Tag Archives: apocalypse

An Interview with Marcus Pactor

25 Apr
Marcus Pactor's debut collection of stories is vs. Death Noises.

Marcus Pactor‘s debut collection of stories, vs. Death Noises, has been called “nothing short of dazzling.”

If some writers would kill for a blurb from a literary icon, then maybe we should keep an eye on Padgett Powell. Here’s how the old Southern master recently answered a question about his pick for the most exciting author writing today: “There is a young twisted fellow from Jacksonville Florida named Marcus Pactor.

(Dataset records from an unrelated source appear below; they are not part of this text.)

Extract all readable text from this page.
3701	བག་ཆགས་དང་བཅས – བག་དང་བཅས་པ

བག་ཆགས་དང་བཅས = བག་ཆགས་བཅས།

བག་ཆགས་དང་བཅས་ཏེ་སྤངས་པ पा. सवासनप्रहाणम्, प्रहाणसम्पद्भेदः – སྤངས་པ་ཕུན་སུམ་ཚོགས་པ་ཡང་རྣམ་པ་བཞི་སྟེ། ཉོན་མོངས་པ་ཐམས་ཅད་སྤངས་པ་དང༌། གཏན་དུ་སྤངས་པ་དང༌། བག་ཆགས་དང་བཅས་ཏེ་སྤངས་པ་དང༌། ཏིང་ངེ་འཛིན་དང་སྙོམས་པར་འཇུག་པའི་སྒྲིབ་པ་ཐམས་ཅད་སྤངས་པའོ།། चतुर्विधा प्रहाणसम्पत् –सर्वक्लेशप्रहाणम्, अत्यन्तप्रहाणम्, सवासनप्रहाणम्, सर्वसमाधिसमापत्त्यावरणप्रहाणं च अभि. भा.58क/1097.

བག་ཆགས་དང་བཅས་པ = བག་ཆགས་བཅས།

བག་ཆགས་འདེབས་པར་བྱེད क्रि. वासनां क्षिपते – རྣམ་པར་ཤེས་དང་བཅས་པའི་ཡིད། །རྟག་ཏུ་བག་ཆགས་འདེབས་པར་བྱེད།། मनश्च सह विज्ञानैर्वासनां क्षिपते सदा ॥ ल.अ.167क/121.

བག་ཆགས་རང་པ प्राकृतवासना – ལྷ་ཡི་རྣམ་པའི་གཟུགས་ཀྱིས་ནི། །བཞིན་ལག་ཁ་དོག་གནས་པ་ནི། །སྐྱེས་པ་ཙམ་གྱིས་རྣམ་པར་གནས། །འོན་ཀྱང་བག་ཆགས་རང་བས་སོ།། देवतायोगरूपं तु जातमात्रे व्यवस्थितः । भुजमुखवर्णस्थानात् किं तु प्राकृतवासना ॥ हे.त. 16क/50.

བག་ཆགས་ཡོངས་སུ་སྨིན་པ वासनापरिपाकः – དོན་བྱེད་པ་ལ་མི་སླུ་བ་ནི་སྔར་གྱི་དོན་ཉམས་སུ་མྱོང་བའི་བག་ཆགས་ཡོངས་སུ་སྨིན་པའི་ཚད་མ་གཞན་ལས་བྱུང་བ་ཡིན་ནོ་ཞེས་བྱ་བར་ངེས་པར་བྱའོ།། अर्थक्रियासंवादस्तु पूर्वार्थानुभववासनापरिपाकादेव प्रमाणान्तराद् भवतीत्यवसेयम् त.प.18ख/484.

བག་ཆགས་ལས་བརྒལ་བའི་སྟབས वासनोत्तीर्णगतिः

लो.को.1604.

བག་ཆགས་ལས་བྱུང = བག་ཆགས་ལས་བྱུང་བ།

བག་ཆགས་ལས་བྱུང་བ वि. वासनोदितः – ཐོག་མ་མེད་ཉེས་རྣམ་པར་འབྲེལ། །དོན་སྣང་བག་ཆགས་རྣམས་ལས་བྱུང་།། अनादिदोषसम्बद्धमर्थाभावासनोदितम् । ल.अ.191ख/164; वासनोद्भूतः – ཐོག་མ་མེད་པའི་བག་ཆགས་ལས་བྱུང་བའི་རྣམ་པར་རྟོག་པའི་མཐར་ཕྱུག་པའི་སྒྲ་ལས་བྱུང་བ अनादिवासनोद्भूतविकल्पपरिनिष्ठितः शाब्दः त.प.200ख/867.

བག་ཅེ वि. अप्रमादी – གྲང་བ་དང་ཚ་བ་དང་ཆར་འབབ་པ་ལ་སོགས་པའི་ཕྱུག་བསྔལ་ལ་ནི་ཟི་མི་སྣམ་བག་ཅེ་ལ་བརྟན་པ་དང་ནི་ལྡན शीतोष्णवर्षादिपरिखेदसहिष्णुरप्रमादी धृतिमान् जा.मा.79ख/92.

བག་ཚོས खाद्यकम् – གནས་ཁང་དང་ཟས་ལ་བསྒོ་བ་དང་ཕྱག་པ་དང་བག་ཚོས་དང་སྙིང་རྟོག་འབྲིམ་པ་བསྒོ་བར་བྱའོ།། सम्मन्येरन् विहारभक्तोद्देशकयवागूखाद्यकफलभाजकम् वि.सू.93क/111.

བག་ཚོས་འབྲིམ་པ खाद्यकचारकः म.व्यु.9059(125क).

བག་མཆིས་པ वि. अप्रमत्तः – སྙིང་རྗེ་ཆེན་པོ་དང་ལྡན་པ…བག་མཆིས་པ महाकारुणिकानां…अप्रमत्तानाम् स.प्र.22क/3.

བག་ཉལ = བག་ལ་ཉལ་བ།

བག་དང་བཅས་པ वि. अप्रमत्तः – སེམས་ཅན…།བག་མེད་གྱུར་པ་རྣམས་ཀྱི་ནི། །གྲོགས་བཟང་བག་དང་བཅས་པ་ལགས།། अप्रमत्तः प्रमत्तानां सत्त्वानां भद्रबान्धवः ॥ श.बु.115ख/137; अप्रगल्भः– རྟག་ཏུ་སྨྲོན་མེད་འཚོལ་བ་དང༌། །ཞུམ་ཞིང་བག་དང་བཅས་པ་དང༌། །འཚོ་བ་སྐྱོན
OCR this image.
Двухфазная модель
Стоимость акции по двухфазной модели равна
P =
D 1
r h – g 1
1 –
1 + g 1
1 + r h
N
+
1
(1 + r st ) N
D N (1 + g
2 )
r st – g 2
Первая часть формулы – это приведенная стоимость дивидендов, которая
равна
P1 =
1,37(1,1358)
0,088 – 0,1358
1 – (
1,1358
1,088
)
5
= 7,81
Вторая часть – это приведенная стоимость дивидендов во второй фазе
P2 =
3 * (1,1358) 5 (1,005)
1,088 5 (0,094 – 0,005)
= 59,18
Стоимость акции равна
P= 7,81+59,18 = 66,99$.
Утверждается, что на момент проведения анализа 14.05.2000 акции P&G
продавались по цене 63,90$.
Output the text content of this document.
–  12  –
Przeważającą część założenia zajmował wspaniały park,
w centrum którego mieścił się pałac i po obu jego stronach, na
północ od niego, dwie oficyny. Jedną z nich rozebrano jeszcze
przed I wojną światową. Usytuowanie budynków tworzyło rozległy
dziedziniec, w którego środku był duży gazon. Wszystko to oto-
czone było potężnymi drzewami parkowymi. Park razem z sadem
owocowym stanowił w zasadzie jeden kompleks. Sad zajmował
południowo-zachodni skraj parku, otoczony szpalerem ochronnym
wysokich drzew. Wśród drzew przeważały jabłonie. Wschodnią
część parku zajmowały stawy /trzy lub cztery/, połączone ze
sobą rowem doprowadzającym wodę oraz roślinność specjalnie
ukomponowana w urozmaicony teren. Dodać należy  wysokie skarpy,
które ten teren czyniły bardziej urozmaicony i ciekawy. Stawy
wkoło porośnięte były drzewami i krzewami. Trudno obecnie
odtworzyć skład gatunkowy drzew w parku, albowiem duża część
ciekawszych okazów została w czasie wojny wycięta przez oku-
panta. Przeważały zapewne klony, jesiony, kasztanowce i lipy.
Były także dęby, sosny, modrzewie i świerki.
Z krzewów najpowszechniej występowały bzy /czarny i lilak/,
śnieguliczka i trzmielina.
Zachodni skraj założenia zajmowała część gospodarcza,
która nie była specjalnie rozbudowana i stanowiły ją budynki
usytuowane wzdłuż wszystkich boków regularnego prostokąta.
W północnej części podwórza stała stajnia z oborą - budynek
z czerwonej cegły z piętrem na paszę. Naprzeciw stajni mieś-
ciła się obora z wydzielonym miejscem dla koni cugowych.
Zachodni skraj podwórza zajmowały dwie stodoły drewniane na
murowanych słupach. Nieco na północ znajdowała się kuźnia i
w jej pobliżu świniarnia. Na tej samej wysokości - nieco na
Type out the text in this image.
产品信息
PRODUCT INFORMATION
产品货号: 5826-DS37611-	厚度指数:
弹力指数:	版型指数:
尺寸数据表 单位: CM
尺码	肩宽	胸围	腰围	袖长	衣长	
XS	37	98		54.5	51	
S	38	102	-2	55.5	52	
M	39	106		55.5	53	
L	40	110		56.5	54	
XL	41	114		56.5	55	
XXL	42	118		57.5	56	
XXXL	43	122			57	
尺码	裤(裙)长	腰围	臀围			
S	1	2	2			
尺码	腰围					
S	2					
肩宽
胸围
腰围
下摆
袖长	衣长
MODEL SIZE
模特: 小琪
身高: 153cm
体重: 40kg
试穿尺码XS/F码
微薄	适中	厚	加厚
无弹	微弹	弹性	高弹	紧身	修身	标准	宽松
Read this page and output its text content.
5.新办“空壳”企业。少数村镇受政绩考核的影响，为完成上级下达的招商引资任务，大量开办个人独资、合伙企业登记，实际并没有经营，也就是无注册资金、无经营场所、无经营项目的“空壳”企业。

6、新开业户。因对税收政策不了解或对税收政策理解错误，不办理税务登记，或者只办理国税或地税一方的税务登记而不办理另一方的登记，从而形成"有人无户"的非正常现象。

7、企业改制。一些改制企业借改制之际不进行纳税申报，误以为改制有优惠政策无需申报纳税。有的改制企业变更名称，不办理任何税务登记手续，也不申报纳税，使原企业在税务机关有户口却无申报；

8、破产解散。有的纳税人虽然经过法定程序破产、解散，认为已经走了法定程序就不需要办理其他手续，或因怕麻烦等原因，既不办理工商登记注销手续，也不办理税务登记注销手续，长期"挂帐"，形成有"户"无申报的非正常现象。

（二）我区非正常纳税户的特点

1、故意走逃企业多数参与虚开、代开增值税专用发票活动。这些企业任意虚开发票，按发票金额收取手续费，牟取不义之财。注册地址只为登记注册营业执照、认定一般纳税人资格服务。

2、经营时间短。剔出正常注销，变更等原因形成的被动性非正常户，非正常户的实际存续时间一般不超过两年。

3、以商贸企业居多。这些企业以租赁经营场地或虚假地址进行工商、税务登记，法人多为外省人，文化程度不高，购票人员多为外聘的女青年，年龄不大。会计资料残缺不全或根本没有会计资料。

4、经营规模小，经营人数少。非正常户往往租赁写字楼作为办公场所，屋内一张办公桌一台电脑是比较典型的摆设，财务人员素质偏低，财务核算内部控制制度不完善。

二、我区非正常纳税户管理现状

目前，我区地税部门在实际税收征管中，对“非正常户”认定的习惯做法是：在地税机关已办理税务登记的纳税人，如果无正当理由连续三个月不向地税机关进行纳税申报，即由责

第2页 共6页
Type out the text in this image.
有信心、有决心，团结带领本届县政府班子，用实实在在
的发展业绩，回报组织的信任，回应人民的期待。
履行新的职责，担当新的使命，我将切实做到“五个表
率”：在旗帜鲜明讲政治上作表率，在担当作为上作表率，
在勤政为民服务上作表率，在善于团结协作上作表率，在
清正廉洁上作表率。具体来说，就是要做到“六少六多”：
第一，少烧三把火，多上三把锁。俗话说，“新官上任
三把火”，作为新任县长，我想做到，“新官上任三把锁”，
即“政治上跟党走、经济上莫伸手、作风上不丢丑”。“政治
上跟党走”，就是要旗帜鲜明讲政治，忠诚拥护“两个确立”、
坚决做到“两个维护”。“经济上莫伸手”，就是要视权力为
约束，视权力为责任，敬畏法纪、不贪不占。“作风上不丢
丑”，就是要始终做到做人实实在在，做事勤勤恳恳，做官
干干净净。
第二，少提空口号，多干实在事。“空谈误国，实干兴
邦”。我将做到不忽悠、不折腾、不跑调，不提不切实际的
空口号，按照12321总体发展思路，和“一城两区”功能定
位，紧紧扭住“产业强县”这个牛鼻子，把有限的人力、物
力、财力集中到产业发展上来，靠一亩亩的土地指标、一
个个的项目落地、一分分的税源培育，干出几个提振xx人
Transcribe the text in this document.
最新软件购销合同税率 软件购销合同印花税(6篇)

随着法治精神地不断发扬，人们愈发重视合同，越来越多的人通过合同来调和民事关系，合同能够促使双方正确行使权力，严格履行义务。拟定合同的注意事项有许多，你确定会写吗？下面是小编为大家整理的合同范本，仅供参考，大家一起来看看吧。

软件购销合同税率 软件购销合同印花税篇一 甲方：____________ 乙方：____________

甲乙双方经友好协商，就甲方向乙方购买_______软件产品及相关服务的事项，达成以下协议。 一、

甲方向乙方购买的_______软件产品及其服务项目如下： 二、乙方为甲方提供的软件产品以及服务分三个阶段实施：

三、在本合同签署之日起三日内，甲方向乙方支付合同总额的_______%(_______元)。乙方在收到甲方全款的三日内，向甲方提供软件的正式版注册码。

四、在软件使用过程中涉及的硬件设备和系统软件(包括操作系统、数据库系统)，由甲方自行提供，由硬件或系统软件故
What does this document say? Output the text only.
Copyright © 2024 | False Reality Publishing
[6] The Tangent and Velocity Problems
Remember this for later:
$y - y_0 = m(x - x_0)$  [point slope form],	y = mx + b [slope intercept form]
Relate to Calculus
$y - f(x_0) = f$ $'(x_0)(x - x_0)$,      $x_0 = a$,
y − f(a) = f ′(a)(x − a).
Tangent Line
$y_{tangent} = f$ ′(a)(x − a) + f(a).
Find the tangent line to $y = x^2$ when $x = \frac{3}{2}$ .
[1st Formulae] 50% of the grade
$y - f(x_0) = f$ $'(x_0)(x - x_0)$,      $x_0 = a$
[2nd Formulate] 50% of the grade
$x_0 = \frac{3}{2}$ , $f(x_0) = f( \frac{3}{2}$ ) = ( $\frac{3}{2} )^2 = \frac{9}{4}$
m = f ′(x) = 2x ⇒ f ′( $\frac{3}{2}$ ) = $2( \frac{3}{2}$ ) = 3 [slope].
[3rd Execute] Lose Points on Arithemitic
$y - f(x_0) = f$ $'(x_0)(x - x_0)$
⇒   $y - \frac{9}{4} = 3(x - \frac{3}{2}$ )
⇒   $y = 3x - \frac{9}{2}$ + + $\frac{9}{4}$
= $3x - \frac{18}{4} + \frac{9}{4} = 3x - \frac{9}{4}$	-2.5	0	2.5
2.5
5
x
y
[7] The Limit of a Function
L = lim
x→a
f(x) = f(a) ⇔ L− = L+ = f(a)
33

It’s the best I’ve seen in some time.”

Marcus Pactor‘s debut story collection, vs. Death Noises, won the 2011 Subito Press Prize for Fiction. One review claimed that the book “cuts to the bone like a scalpel in the hands of a master surgeon.” Pactor received his MFA from Texas State University and currently teaches at the University of North Florida.

In this interview, Pactor discusses the development of narrative voice and the gap between our technologically-burdened world and the fiction that represents it.

Michael Noll

In some ways, the story resembles a TV detective drama like CSI. It’s about a search for truth that leads to the haunting last sentence: “Somewhere in this archive he said what he needed me to know.” But this isn’t the only way the story could have been written. Because it involves a dead body, the story could have directly traced the events that led to the death. Why did you choose to focus on the search?

Marcus Pactor

Steve by Marcus Pactor can be found online at this journal and also in his new collection of stories, vs. Death Noises.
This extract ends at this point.